¡Ya están aquí! ¡Ya se acercan! ¡Las elecciones europeas!
¡La fiesta de la democracia!
Y es tan festiva, estoy tan lleno de gozo, que los medios de todo tipo y pelaje llevan ya un tiempecito recordándome la importancia de Europa y lo bien que me ha venido pasar de ser... digamos un aldeano, a ser ¡Europeo!. (Que, ahora que lo pienso... ¿antes de entrar en la c.e.e... ¿que se supone que era? ¿Asiático?)
Y no desperdician un momento para enseñarme como yo, con mi voto, tengo la fuerza y el poder necesarios para (casi) cambiar el mundo, y si no el mundo, al menos Europa, que es un trozo de dicho mundo nada despreciable.
Entonces, henchido de auto estima, con el convencimiento que otorga el saberse poderoso (¡puedo cambiar el rumbo de Europa!) me pongo a escudriñar el panorama político, a la caza de esa opción, de ese discurso que concuerda con mis ideales, con el rumbo que quiero darle a Europa. Lleno de determinación, me hago con la propaganda electoral y... y...

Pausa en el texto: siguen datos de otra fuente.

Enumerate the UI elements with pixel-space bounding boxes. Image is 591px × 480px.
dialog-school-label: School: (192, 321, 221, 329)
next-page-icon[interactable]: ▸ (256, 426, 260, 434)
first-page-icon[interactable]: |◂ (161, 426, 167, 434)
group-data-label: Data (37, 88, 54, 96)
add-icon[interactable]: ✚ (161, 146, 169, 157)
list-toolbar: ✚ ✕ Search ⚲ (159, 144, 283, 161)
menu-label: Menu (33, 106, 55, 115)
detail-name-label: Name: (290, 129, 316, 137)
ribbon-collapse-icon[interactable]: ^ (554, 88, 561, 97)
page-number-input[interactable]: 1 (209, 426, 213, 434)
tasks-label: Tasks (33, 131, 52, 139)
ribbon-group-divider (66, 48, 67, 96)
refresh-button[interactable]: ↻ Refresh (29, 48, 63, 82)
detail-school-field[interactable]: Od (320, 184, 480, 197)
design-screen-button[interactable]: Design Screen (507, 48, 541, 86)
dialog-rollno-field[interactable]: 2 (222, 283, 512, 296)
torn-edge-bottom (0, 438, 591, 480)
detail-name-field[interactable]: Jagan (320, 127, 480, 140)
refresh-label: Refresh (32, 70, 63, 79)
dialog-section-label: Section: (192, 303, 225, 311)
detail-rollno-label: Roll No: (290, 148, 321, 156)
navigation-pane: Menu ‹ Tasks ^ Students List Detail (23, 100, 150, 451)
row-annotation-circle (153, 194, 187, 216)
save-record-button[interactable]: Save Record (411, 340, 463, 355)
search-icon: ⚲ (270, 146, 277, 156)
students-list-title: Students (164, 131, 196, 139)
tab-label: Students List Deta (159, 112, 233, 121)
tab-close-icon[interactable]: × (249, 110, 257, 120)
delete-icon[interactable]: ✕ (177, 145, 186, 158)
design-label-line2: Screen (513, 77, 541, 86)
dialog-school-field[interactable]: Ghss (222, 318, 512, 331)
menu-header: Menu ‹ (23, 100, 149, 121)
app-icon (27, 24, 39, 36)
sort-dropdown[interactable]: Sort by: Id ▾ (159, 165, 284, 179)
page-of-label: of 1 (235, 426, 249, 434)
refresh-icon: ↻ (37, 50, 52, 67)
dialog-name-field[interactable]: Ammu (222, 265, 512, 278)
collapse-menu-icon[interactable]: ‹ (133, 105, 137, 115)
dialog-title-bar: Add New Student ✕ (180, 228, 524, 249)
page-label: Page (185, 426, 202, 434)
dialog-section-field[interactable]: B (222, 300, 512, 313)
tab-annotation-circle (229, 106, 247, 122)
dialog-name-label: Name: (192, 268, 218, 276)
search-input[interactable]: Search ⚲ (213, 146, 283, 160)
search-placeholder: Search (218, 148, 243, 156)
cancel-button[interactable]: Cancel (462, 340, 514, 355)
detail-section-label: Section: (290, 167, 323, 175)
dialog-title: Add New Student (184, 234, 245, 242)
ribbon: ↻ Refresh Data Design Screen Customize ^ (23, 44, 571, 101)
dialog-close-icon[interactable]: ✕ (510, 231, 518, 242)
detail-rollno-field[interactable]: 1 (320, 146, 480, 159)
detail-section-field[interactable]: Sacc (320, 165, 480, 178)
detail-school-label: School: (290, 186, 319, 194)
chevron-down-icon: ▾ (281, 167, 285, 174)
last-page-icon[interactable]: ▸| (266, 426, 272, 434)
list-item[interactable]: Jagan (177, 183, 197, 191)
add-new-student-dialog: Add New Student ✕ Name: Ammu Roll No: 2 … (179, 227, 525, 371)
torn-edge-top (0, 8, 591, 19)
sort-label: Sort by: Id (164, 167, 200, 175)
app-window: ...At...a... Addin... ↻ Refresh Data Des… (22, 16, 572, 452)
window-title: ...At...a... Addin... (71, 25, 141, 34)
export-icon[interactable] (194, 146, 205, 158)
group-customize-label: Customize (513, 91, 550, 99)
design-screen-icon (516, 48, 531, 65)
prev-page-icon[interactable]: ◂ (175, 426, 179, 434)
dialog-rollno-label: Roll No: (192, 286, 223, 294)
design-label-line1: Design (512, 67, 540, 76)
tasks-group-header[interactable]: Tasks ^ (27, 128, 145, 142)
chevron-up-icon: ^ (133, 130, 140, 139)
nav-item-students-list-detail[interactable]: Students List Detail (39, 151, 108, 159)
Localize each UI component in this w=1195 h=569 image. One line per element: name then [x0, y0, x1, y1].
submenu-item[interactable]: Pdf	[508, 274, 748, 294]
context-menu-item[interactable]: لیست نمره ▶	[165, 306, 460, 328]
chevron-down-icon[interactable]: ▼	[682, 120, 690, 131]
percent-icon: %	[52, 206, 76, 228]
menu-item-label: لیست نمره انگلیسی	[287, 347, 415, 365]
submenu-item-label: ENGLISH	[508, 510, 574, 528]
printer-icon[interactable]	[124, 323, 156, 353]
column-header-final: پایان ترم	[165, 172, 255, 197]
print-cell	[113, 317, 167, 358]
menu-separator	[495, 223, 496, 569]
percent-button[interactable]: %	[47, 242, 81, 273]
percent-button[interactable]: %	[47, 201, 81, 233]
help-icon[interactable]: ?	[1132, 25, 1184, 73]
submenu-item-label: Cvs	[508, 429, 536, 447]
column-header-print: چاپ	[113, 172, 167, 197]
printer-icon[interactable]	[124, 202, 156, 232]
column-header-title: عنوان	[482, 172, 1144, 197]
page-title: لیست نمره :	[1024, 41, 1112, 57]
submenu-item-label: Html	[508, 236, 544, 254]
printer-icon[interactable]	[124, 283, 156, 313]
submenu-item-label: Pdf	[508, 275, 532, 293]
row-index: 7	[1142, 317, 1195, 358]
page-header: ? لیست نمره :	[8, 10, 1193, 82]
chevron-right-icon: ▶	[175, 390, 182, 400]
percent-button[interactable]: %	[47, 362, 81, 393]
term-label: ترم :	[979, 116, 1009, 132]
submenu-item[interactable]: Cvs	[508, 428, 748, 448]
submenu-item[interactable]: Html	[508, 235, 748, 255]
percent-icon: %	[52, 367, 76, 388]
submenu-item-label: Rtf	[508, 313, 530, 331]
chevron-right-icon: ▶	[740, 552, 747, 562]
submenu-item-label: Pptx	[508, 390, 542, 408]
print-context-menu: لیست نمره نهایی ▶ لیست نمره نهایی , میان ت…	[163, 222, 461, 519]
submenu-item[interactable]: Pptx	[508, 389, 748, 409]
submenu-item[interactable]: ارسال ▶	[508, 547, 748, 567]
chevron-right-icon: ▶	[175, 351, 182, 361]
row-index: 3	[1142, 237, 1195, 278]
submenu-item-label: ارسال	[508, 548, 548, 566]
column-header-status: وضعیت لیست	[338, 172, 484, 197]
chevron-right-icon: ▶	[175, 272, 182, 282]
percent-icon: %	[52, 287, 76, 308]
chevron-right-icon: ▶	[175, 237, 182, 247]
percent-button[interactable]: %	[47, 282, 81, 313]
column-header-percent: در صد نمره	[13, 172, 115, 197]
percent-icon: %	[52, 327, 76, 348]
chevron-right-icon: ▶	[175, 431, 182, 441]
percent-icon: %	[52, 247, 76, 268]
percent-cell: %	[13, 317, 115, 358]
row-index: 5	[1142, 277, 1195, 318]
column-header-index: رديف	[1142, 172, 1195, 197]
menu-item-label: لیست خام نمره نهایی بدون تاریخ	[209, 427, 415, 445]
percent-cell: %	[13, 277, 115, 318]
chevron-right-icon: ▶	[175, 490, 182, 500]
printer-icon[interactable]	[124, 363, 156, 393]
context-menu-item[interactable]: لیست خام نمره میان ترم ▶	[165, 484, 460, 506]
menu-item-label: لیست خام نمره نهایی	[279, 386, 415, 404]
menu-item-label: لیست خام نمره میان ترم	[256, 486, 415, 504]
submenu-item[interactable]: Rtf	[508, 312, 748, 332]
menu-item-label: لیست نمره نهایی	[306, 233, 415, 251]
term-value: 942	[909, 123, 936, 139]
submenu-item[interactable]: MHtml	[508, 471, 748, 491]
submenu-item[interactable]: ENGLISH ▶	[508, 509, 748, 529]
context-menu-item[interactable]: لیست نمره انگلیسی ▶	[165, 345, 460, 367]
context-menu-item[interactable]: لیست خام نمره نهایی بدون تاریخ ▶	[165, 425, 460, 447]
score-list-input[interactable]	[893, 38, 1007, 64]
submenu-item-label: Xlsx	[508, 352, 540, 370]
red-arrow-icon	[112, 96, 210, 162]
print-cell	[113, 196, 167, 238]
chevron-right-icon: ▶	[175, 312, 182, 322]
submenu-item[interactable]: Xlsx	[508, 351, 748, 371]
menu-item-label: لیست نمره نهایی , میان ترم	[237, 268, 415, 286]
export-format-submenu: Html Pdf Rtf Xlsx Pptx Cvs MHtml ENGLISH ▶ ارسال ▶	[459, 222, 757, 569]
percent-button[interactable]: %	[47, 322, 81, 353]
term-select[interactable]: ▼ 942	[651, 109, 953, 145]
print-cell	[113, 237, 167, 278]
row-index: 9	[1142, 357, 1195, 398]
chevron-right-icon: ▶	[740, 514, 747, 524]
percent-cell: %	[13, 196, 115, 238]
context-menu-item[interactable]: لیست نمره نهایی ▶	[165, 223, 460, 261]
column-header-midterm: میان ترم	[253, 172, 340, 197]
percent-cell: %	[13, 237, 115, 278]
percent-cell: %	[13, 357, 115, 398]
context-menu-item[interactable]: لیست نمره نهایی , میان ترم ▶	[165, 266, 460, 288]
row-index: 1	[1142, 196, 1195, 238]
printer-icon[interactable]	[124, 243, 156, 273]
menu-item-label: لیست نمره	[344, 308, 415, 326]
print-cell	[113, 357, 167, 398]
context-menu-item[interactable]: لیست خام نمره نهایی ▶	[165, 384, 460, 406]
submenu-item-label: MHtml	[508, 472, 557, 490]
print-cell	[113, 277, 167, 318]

...me encuentro con que unos me dicen que los otros son malos, muy malos, que son como el demonio pero "tuneado" para que no se les vean los cuernos y la cola (por que el tridente lo dejan en el coche). Los otros me dicen que ¡No! ¡Que ellos que van a ser malos! Que, de hecho, tienen la solución a la crisis (se ve que ya lo han hecho antes) lo que pasa es que, en vez de decir la bendita solución y acabar con este lío, están esperando a ver si ganan las elecciones para decir lo que se tiene que hacer. (Supongo que los micros, en Europa, son mejores).
Tras estos dos, megamonstruos ambos de la política actual, hay toda una retahíla de partidos y partidillos, con más o menos peso en sus pueblos de origen, que no paran de dar saltos a ver si superan el límite de la barra, el camarero los ve, y pueden pedirse un café. Por supuesto, y para no perder la costumbre, para todos estos partidos, los dos principales son "los malos" (¿podría ser de otra manera?) y solo ellos (y sus colegas/vecinos/amigos) tienen la verdadera solución a todos los problemas que ya tenemos encima y a otros que ni siquiera hemos visto todavía (mira si son listos).
Me encuentro al fin con la política real, la de verdad. La de esos tíos con trajes que nunca tienen crisis, que nunca veré en las filas del inem. Esa política en la que el más tonto tiene un coche con el que yo, probablemente, solo podré soñar. La política de alto nivel. La de un nivel tan alto que ni me ven, de tan arriba que están.
Y entonces, como sumido en un trance, cierro los ojos, medito, y tras unos momentos de reflexión cojo aire y digo: "Nena! Este domingo nos vamos a la playa, no?"